The case of an Air Force sergeant accused of having unprotected sex without disclosing his HIV-positive status "points out that people have forgotten about this disease," she said.
Sweet, an internal medicine practitioner and professor at the University of Kansas School of Medicine-Wichita, has a large patient base of people who are infected with HIV or have AIDS.
An estimated 1.1 million people in the United States are HIV-positive and about 250,000 of them don't know they are infected, she said.

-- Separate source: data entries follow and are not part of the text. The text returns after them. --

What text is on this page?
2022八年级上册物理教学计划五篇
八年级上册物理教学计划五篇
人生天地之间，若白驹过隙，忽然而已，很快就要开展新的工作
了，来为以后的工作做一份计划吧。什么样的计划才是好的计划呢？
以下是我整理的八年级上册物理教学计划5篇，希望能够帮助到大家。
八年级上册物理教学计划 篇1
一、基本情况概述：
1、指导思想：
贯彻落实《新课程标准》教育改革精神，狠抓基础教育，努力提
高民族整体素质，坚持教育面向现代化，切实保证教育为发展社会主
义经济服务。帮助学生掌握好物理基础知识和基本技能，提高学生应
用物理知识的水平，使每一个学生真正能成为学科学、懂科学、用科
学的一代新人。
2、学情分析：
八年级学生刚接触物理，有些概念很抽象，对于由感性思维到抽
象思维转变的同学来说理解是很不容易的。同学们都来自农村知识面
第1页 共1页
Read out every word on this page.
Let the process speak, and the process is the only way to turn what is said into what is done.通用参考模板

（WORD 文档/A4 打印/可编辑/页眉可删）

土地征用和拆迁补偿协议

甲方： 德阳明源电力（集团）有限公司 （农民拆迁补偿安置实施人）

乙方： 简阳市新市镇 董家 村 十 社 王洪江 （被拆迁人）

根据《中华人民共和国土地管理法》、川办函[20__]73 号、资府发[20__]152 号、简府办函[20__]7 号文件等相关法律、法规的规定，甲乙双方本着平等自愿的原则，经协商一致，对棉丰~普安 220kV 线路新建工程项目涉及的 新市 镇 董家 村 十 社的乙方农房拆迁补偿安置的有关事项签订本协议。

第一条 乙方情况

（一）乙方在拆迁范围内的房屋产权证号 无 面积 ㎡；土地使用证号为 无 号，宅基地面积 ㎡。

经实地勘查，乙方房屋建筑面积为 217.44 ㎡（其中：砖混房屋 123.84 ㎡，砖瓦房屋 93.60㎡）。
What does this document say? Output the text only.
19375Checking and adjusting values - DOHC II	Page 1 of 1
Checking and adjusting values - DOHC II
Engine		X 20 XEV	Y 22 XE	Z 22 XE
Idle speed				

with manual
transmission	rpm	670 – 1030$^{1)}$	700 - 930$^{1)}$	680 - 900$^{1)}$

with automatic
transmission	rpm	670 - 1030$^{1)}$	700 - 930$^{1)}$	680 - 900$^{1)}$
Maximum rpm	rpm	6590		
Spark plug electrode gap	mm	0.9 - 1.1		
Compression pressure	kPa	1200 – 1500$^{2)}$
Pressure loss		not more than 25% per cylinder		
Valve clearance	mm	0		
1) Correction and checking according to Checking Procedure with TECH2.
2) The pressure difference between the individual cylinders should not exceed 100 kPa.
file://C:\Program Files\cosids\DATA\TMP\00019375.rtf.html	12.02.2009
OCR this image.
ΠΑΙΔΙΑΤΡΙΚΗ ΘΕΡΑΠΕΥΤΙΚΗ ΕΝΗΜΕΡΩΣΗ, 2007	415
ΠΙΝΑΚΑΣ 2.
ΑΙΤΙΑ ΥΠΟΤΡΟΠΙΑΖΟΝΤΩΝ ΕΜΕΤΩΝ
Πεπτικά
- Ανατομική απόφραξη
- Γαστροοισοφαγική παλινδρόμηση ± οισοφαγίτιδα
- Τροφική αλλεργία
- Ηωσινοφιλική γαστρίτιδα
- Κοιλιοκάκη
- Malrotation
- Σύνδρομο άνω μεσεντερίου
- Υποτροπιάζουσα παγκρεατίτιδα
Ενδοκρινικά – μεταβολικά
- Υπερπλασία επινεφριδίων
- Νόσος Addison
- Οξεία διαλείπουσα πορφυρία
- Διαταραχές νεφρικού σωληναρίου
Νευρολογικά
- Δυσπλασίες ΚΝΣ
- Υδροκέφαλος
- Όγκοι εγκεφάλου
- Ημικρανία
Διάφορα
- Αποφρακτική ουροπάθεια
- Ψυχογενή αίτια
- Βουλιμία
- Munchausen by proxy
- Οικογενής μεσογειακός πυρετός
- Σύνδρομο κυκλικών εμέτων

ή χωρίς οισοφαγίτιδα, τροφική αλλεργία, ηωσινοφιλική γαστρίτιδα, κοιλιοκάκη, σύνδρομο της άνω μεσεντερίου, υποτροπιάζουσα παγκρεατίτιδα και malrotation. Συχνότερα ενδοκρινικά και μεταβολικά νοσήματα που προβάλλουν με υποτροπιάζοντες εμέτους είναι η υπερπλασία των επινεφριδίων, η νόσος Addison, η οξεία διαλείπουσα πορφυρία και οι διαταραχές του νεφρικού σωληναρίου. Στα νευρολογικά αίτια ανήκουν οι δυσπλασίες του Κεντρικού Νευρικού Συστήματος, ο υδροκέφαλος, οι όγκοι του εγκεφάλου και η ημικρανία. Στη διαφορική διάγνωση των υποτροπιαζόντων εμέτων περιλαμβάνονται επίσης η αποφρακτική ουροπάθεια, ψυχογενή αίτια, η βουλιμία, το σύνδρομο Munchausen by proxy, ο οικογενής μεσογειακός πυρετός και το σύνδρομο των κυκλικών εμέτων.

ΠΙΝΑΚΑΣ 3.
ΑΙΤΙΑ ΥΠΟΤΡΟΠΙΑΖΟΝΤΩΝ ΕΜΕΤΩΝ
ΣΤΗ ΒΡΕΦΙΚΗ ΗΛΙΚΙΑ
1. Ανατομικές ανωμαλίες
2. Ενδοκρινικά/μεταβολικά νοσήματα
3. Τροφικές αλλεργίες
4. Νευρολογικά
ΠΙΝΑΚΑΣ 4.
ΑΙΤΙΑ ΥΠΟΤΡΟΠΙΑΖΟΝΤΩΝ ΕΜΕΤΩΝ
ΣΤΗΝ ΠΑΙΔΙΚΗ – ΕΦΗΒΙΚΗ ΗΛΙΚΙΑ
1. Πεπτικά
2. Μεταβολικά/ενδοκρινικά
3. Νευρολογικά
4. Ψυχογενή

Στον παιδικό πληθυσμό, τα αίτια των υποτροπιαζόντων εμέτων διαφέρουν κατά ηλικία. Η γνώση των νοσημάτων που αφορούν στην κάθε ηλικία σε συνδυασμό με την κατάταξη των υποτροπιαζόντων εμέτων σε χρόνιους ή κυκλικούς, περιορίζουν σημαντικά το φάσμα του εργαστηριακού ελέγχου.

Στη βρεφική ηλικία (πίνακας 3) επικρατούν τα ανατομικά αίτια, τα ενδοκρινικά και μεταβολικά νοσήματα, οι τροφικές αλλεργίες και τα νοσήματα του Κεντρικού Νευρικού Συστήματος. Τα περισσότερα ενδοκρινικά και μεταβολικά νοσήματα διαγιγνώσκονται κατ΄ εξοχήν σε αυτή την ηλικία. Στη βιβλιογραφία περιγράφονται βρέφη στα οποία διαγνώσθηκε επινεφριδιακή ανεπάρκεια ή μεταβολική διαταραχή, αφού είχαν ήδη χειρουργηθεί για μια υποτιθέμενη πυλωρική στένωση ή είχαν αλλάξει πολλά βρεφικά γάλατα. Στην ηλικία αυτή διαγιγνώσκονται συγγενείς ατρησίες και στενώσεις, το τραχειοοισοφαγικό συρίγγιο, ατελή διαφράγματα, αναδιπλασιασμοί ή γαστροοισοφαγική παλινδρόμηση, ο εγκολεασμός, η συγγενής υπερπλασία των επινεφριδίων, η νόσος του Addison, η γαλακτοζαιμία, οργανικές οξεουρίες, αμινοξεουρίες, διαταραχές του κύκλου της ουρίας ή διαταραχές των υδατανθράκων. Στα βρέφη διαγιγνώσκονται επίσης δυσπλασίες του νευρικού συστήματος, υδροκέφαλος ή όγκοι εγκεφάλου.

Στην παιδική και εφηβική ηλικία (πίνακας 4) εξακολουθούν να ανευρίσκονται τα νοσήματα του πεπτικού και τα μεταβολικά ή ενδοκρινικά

"They're not going to be able to say to you, 'Hey, let's use a condom because I could give you something.' It's back to the day of buyer beware."
Sweet said it's easy for a physician to offer an HIV test along with any other age- or risk-appropriate screening tests. An HIV test used to require a signed consent form, similar to the ones used for surgery, but no longer does.
If a patient declines the offer to be tested, that can be noted in his or her file.
But if a patient sees two or three doctors and never gets the offer for a test, then turns out to be infected, "It's just like a failed diagnosis for cancer, and you've got a lawsuit there," she said.
"It's really about the fact that this disease carries so much stigma and always has," she said.
Her practice normally gets about 100 to 110 new patients a year. "We're going to beat that record this year."
Early detection and treatment work, she said, and someone diagnosed at age 20 can expect to live to about 70 "if they take care of themselves and do things right."
Sandra Springer, HIV and AIDS director for the Kansas Department of Health and Environment, said people who are high risk for HIV and other STDs should get tested every three to six months.
Because people are living with HIV and AIDS and not seeing the devastating effects that were common early in the disease, "there are a fair amount of folks that have kind of a prevention burnout. It's not as on the forefront of people's minds as it was."
But knowing your status and being treated is important to the health of a community, Springer said, because "if someone is in care, they are less likely to transmit the disease to their partner because of their decreased viral load. It's still possible but not as likely if on treatment."
In addition, after people find out they're infected, "they do tend to change behavior," Sweet said. Medications can lower the presence of the virus to an undetectable level in the blood, at which point "they're much less likely to infect anyone," Sweet said.